Some features may only have the occasional timed text line/translation, and if that doesn't display, no one will probably notice.
However, with a fully translated subtitled feature, that problem immediately becomes evident.
- CarstenLast edited by Carsten Kurz; 02-22-2020, 07:54 AM.
Comment
-
Carsten, that is indeed the case. These locations play mainstream Hollywood fare nearly exclusively and I believe this is the first foreign language feature we’ve ever handled in 4K. We do get some Iranian and Indian content at a couple of these locations but it’s always been 2K so it didn’t rear its ugly head until yesterday.
Comment
-
There is some reference to this 4k/2k timed text issue in the old forum. The main cause is that in IMS/IMB systems, there is a possible ambiguity in the scaling reference for 2k vs 4k when having 4k capable IMB/IMS in a 2k projector. If you use the server internal software subtitle function, as exists in Doremi/GDC/Sony systems, that problem doesn't occur, because the IMB knows the resolution to decode to and applies the same to the subtitle placement reference.
In all cases I have come across this, it happened unexpectedly, because the specific combination of parameters was rare. So, I think it's safe to outrule the DCP itself (even though it's 4k property initially causes it).
- CarstenLast edited by Carsten Kurz; 02-22-2020, 10:09 AM.
Comment
-
There's a general scaling issue indeed for PNG in 4k Interop titles.
But this one for timed text is different - the positioning reference for timed text is % off top or bottom. That computes to a different number of pixels between 2k and 4k. In IMB/IMS systems, this can lead to a scaling reference misinterpretation if a 4k capable IMB is installed in a 2k projector and an auto or 4k macro is used.
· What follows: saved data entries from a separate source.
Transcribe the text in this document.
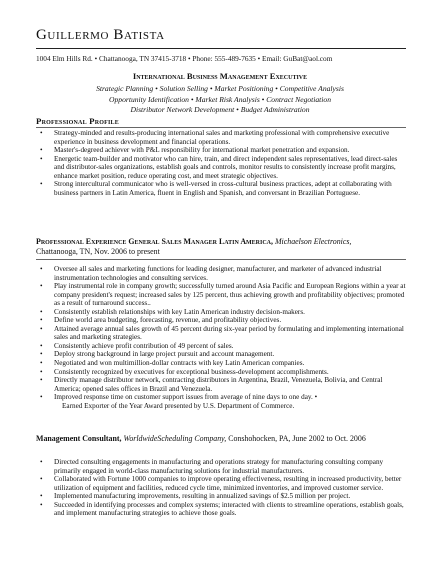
Guillermo Batista
1004 Elm Hills Rd. • Chattanooga, TN 37415-3718 • Phone: 555-489-7635 • Email: GuBat@aol.com
International Business Management Executive
Strategic Planning • Solution Selling • Market Positioning • Competitive Analysis
Opportunity Identification • Market Risk Analysis • Contract Negotiation
Distributor Network Development • Budget Administration
Professional Profile
• Strategy-minded and results-producing international sales and marketing professional with comprehensive executive experience in business development and financial operations.
• Master's-degreed achiever with P&L responsibility for international market penetration and expansion.
• Energetic team-builder and motivator who can hire, train, and direct independent sales representatives, lead direct-sales and distributor-sales organizations, establish goals and controls, monitor results to consistently increase profit margins, enhance market position, reduce operating cost, and meet strategic objectives.
• Strong intercultural communicator who is well-versed in cross-cultural business practices, adept at collaborating with business partners in Latin America, fluent in English and Spanish, and conversant in Brazilian Portuguese.
Professional Experience General Sales Manager Latin America, Michaelson Electronics,
Chattanooga, TN, Nov. 2006 to present
• Oversee all sales and marketing functions for leading designer, manufacturer, and marketer of advanced industrial instrumentation technologies and consulting services.
• Play instrumental role in company growth; successfully turned around Asia Pacific and European Regions within a year at company president's request; increased sales by 125 percent, thus achieving growth and profitability objectives; promoted as a result of turnaround success..
• Consistently establish relationships with key Latin American industry decision-makers.
• Define world area budgeting, forecasting, revenue, and profitability objectives.
• Attained average annual sales growth of 45 percent during six-year period by formulating and implementing international sales and marketing strategies.
• Consistently achieve profit contribution of 49 percent of sales.
• Deploy strong background in large project pursuit and account management.
• Negotiated and won multimillion-dollar contracts with key Latin American companies.
• Consistently recognized by executives for exceptional business-development accomplishments.
• Directly manage distributor network, contracting distributors in Argentina, Brazil, Venezuela, Bolivia, and Central America; opened sales offices in Brazil and Venezuela.
• Improved response time on customer support issues from average of nine days to one day. •
Earned Exporter of the Year Award presented by U.S. Department of Commerce.
Management Consultant, WorldwideScheduling Company, Conshohocken, PA, June 2002 to Oct. 2006
• Directed consulting engagements in manufacturing and operations strategy for manufacturing consulting company primarily engaged in world-class manufacturing solutions for industrial manufacturers.
• Collaborated with Fortune 1000 companies to improve operating effectiveness, resulting in increased productivity, better utilization of equipment and facilities, reduced cycle time, minimized inventories, and improved customer service.
• Implemented manufacturing improvements, resulting in annualized savings of $2.5 million per project.
• Succeeded in identifying processes and complex systems; interacted with clients to streamline operations, establish goals, and implement manufacturing strategies to achieve those goals.
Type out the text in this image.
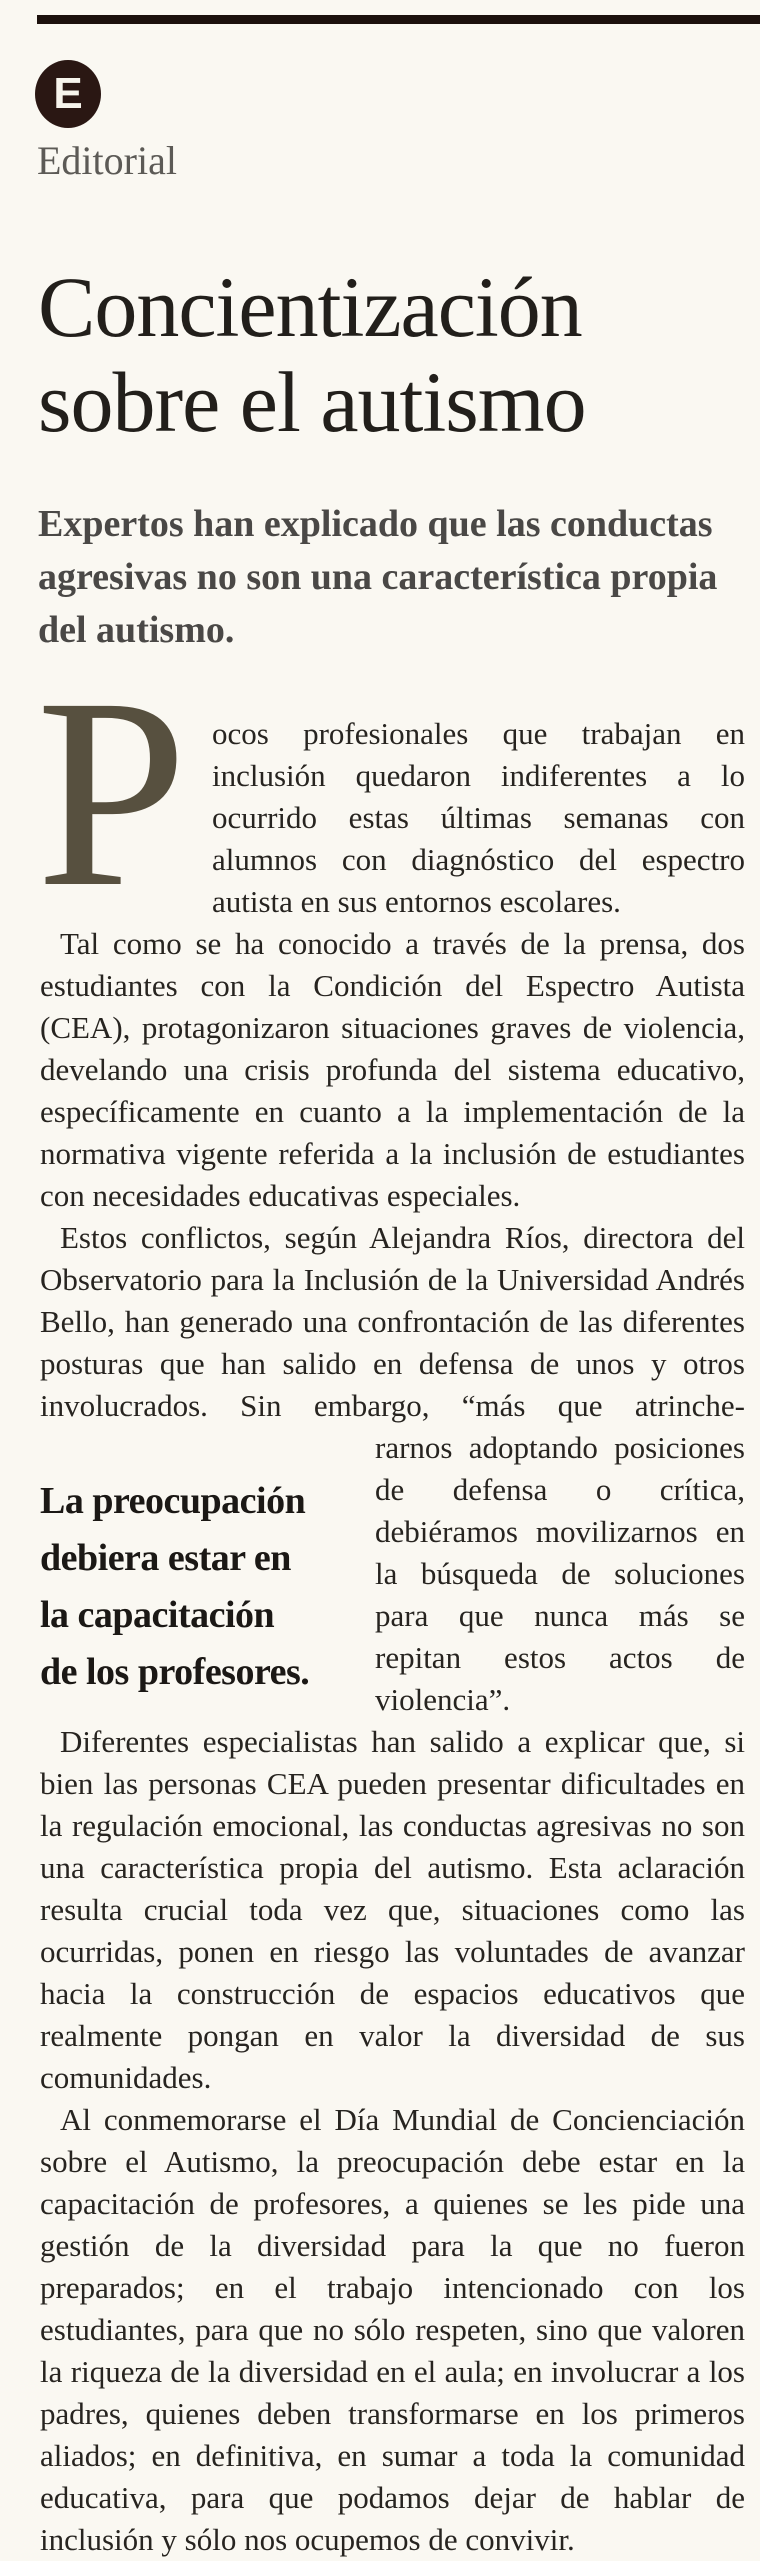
E
Editorial
Concientización
sobre el autismo
Expertos han explicado que las conductas
agresivas no son una característica propia
del autismo.

P ocos profesionales que trabajan en inclusión quedaron indiferentes a lo ocurrido estas últimas semanas con alumnos con diagnóstico del espectro autista en sus entornos escolares.

Tal como se ha conocido a través de la prensa, dos estudiantes con la Condición del Espectro Autista (CEA), protagonizaron situaciones graves de violencia, develando una crisis profunda del sistema educativo, específicamente en cuanto a la implementación de la normativa vigente referida a la inclusión de estudiantes con necesidades educativas especiales.

Estos conflictos, según Alejandra Ríos, directora del Observatorio para la Inclusión de la Universidad Andrés Bello, han generado una confrontación de las diferentes posturas que han salido en defensa de unos y otros involucrados. Sin embargo, “más que atrinche-

La preocupación
debiera estar en
la capacitación
de los profesores.

rarnos adoptando posiciones de defensa o crítica, debiéramos movilizarnos en la búsqueda de soluciones para que nunca más se repitan estos actos de violencia”.

Diferentes especialistas han salido a explicar que, si bien las personas CEA pueden presentar dificultades en la regulación emocional, las conductas agresivas no son una característica propia del autismo. Esta aclaración resulta crucial toda vez que, situaciones como las ocurridas, ponen en riesgo las voluntades de avanzar hacia la construcción de espacios educativos que realmente pongan en valor la diversidad de sus comunidades.

Al conmemorarse el Día Mundial de Concienciación sobre el Autismo, la preocupación debe estar en la capacitación de profesores, a quienes se les pide una gestión de la diversidad para la que no fueron preparados; en el trabajo intencionado con los estudiantes, para que no sólo respeten, sino que valoren la riqueza de la diversidad en el aula; en involucrar a los padres, quienes deben transformarse en los primeros aliados; en definitiva, en sumar a toda la comunidad educativa, para que podamos dejar de hablar de inclusión y sólo nos ocupemos de convivir.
This is essentially a setup mistake - the IMB/IMS has to be setup with a 2k Macro/PCF when installed in a 2k projector. The problem comes up every few years, and only with 4k subtitled DCPs shown on 4k capable IMBs in 2k projectors.
e.g.
http://www.film-tech.com/ubb/f16/t003231.html
http://www.film-tech.com/ubb/f16/t001327.html
- Carsten
Last edited by Carsten Kurz; 02-22-2020, 05:09 PM.
Comment
-
Well, the DCP is circulating already since mid-october, and before it scored at the Golden Globes and the Oscars, it wasn't really 'mainstream'. After they shipped thousands of unencrypted DCPs worldwide during the recent months, they probably thought that it's not worth the effort to secure it now.
- CarstenLast edited by Carsten Kurz; 02-23-2020, 03:27 PM.
Comment
-
There are several gotchas that can cause subtitles to not work properly. They always come out of the water and bite when an arthouse movie crosses over into the mainstream, and you get houses that almost never play a subtitled (or OCAP) movie trying to do so. There was a Japanese Anime pic, last summer IIRC, that caused the same fun. As Carsten notes, the 4K subtitled Interop DCP played on a 4K-capable IMB in a 2K projector issue is one of them; Series 1 projectors that can't cope with more than a certain number of characters per line (could be 128, but I can't remember), or some special characters, and then shut down their subtitle rendering engines when they encounter either (meaning that subtitles can suddenly stop working in the middle of a movie) is another. And then there are the projectors, servers and media blocks that haven't had any software or firmware updates since 2014, encounter an SMPTE subtitled DCP with the subtitles encrypted, and then you'd better hope that your audience knows Korean.
You would have thought that any distributor handling such a title in the USA would, by now, know that the only safe way to do it is to create a DCP with burned-in subtitles (XX-en). There are simply too many banana skins to slip on having them rendered in the projector. The situation is likely different in Europe, where subtitled DCPs play in mainstream houses all the time, and everyone knows what they have to do with them. But here, giving a mainstream theater such a DCP is like asking its manager to drive a manual transmission car. It is more likely than not that there will be problems.